Search code examples
pythonlinuxmultiprocessingwindow

Why print three times when using python multiprocessing on windows?


Consider the following sample code:

from multiprocessing import Pool


def f(k):
    return k*k


ks = [1, 2, 3]
print("Hello")

if __name__ == '__main__':
    pool = Pool(2)
    k2 = pool.map(f, ks)
    pool.close()
    pool.join()
    print(k2)

On windows, the output is:

Hello
Hello
Hello
[1, 4, 9]

which is weird and ugly, not what I expected.

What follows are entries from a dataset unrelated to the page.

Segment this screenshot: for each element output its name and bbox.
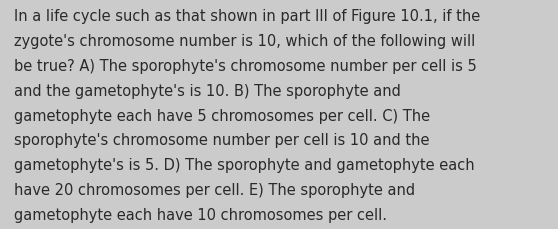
Text: gametophyte's is 5. D) The sporophyte and gametophyte each: gametophyte's is 5. D) The sporophyte an… — [14, 158, 474, 172]
Text: have 20 chromosomes per cell. E) The sporophyte and: have 20 chromosomes per cell. E) The spo… — [14, 182, 415, 197]
Text: zygote's chromosome number is 10, which of the following will: zygote's chromosome number is 10, which … — [14, 34, 475, 49]
Text: gametophyte each have 5 chromosomes per cell. C) The: gametophyte each have 5 chromosomes per … — [14, 108, 430, 123]
Text: In a life cycle such as that shown in part III of Figure 10.1, if the: In a life cycle such as that shown in pa… — [14, 9, 480, 24]
Text: and the gametophyte's is 10. B) The sporophyte and: and the gametophyte's is 10. B) The spor… — [14, 83, 401, 98]
Text: be true? A) The sporophyte's chromosome number per cell is 5: be true? A) The sporophyte's chromosome … — [14, 59, 477, 74]
Text: gametophyte each have 10 chromosomes per cell.: gametophyte each have 10 chromosomes per… — [14, 207, 387, 222]
Text: sporophyte's chromosome number per cell is 10 and the: sporophyte's chromosome number per cell … — [14, 133, 430, 148]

Same code on Linux, the output is:

Hello
[1, 4, 9]

which is what I expected.

Why three print on windows? I think in the same manner, the ks must also have been defined three times and maybe the import and function definition also been done three repetitive times. This is time and resource wasting, I don't know why the design on windows is like this.

OK, face to the facts, should I define all the variables and move all calculations outside if __name__=="__main__" to the inside to avoid the resource wasting? BTW, move the function definition inside will cause error.


Solution

  • Linux supports fork, an operation that can split one process into two at any point in the code.

    Windows does not support fork and creating a sub-process is more complicated. Data has to be serialized, the program has to be (re-) executed to some degree (the code on the module level).